Ich mache ja seit Jahren keine Basistherapie mehr (aber BITTE, das muss jeder für sich und seinen Verlauf entscheiden) und seitdem geht es mir insgesamt besser. Mein geliebtes CBD-Öl habe ich auf das 24-Prozentige erhöht und nehme mittags noch 1-2x das 10%ige Öl.

Das CBD-Öl rettet mich!

Und doch ging es mir nun wieder schlechter, ich verkrafte nicht alle Hiobsbotschaften auf einmal…

Ich merke:

Ich kann nicht mehr!

Meine durch die MS „blankgelegten“ Nerven, die ohnehin schon mehr als angegriffen sind, liegen nun blanker denn je. Vielleicht manchmal etwas gedämpft durch die Beruhigungsmittel und etwas gelassener durch das CBD, aber spätestens wenn mein Körper so zickt wie momentan, greife ich auf Cortison-Tabletten zurück. Auch wenn ich weiß, dass es kein Schub ist, sondern ein Aufflacken der alten Symptome (Pseudo-Schub). (Und auch hier gilt – das muss jeder für sich entscheiden!).

Ich mache sozusagen eine kleine Kur: 4 Tage lang je 25-50mg Cortison und abends eine Schlaftablette!

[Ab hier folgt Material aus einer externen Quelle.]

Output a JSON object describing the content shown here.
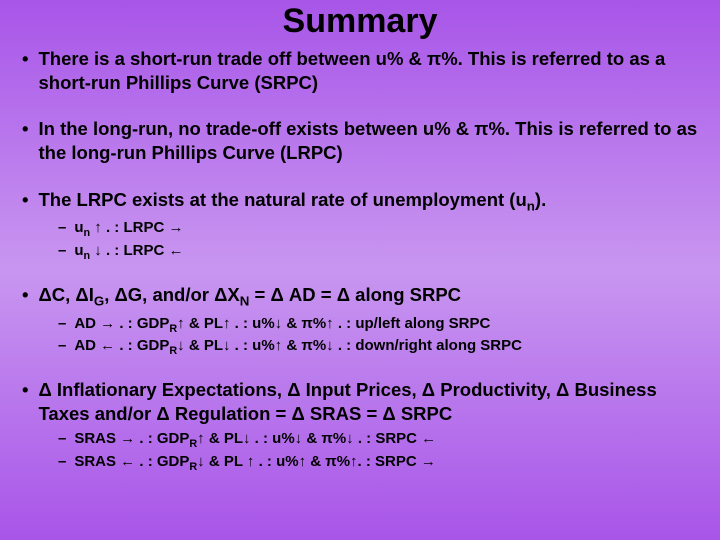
{
  "title": "Summary",
  "colors": {
    "text": "#000000",
    "bg_top": "#a855e8",
    "bg_mid": "#c896f0"
  },
  "typography": {
    "title_fontsize": 34,
    "main_fontsize": 18.5,
    "sub_fontsize": 15,
    "font_family": "Arial",
    "font_weight": "bold"
  },
  "bullets": [
    {
      "text_html": "There is a short-run trade off between u% & π%. This is referred to as a short-run Phillips Curve (SRPC)",
      "subs": []
    },
    {
      "text_html": "In the long-run, no trade-off exists between u% & π%. This is referred to as the long-run Phillips Curve (LRPC)",
      "subs": []
    },
    {
      "text_html": "The LRPC exists at the natural rate of unemployment (u<sub>n</sub>).",
      "subs": [
        "u<sub>n</sub> ↑ . : LRPC →",
        "u<sub>n</sub> ↓ . : LRPC ←"
      ]
    },
    {
      "text_html": "ΔC, ΔI<sub>G</sub>, ΔG, and/or ΔX<sub>N</sub> = Δ AD = Δ along SRPC",
      "subs": [
        "AD → . : GDP<sub>R</sub>↑ & PL↑ . : u%↓ & π%↑ . : up/left along SRPC",
        "AD ← . : GDP<sub>R</sub>↓ & PL↓ . : u%↑ & π%↓ . : down/right along SRPC"
      ]
    },
    {
      "text_html": "Δ Inflationary Expectations, Δ Input Prices, Δ Productivity, Δ Business Taxes and/or Δ Regulation = Δ SRAS = Δ SRPC",
      "subs": [
        "SRAS → . : GDP<sub>R</sub>↑ & PL↓ . : u%↓ & π%↓ . : SRPC ←",
        "SRAS ← . : GDP<sub>R</sub>↓ & PL ↑ . : u%↑ & π%↑. : SRPC →"
      ]
    }
  ]
}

CBD und Beruhigungstabletten nehme ich natürlich ebenfalls und so habe ich endlich mal das Gefühl, etwas für mich und meinen Körper tun zu können, halte absolute Ruhe in diesen Tagen und lasse es mir den Umständen entsprechend so gut wie möglich gehen.

Es ist natürlich ein Medikamenten-Cocktail – aber er hilft und holt mich wieder runter, beruhigt und tut einfach gut. Und ich bin überzeugt davon, dass das CBD die durch die Chemie bedingte Last für meinen Körper, dies alles wieder neutralisiert – und 4 Tage sind eine überschaubare Zeit – zumal ich ja keine Basistherapie mehr mache, ist mein Körper nicht ganz so „vollgepumpt“! 😉

Nur wenn ich mir meiner Schwächen bewusstwerde, wenn ich sie zulasse: Dann kann ich sie erstens besser in mein Leben integrieren und ausgleichen und zweitens kann ich etwas dagegen tun.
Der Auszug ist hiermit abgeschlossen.